Pukul sebelas malam. Dia terbangun dari tidurnya karena merasa pegal. Tentu saja, karena dia tidur di sofa seperti ini membuatnya tidak banyak bergerak bebas. Dia pun mengambil ponselnya yang tergeletak di meja dan sempat bingung mengapa ponselnya dalam keadaan mati. Dia melirik Andin sekilas. Tahu jika Andin yang mematikannya.

Kaavi lantas mengaktifkan kembali ponselnya. Sambil menunggu, dia berjalan ke arah dapur untuk mengambil minum. Kendati Kaavi masih sedikit pusing, dia bisa berjalan dengan baik.

Ada banyak panggilan masuk dari Jira saat ponselnya berhasil aktif. Kaavi menatap serius layar ponselnya. Sial, Andin pasti sengaja mematikan ponselnya saat dia mabuk tadi karena ini.

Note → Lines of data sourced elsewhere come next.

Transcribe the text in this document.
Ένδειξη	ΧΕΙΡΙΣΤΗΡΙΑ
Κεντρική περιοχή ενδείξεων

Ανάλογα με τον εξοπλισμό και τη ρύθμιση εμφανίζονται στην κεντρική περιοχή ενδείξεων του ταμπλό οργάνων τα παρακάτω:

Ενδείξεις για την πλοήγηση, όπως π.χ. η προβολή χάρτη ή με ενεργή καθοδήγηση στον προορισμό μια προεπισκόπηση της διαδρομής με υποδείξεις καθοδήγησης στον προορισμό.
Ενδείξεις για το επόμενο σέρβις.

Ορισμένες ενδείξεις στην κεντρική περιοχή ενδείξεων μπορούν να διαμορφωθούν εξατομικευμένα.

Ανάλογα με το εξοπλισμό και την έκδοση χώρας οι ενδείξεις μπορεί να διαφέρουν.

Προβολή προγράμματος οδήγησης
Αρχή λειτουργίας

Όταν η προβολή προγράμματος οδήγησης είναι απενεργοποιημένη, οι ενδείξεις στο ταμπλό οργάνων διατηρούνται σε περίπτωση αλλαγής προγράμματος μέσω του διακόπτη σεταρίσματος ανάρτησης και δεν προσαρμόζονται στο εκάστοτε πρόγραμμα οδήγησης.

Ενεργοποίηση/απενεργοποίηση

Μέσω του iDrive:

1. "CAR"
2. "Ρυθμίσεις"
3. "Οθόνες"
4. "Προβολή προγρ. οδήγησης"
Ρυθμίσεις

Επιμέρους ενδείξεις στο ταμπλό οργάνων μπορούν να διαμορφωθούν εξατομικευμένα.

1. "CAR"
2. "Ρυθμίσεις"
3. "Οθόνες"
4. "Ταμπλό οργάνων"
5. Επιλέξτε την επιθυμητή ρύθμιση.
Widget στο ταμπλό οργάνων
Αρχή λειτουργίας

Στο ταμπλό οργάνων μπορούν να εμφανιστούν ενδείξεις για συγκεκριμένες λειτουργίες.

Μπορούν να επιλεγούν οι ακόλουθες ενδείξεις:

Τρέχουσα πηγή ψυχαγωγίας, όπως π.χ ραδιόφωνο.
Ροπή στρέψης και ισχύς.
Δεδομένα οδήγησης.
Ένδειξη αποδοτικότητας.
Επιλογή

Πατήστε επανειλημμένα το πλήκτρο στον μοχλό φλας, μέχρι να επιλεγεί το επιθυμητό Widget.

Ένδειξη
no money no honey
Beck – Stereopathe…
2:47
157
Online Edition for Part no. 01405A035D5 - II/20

Andin yang menyadari kekosongan di sebelahnya pun membuka matanya pelan. Dia mengubah posisinya menjadi duduk dan melihat ke arah dapur bertepatan dengan Kaavi yang kembali dari sana.

“Lo harusnya jangan matiin hp gue, Andin.”

“Baru bangun langsung marah-marah.” Andin terlihat tidak merasa bersalah. Dia justru tersenyum manis dan memilih bersandar pada sofa. Memperhatikan Kaavi yang masih berdiri di dekatnya sambil mengecek ponsel. “Baru jam segini, kok bisa kebangun? Apa mau lanjut di kamar?” tanyanya.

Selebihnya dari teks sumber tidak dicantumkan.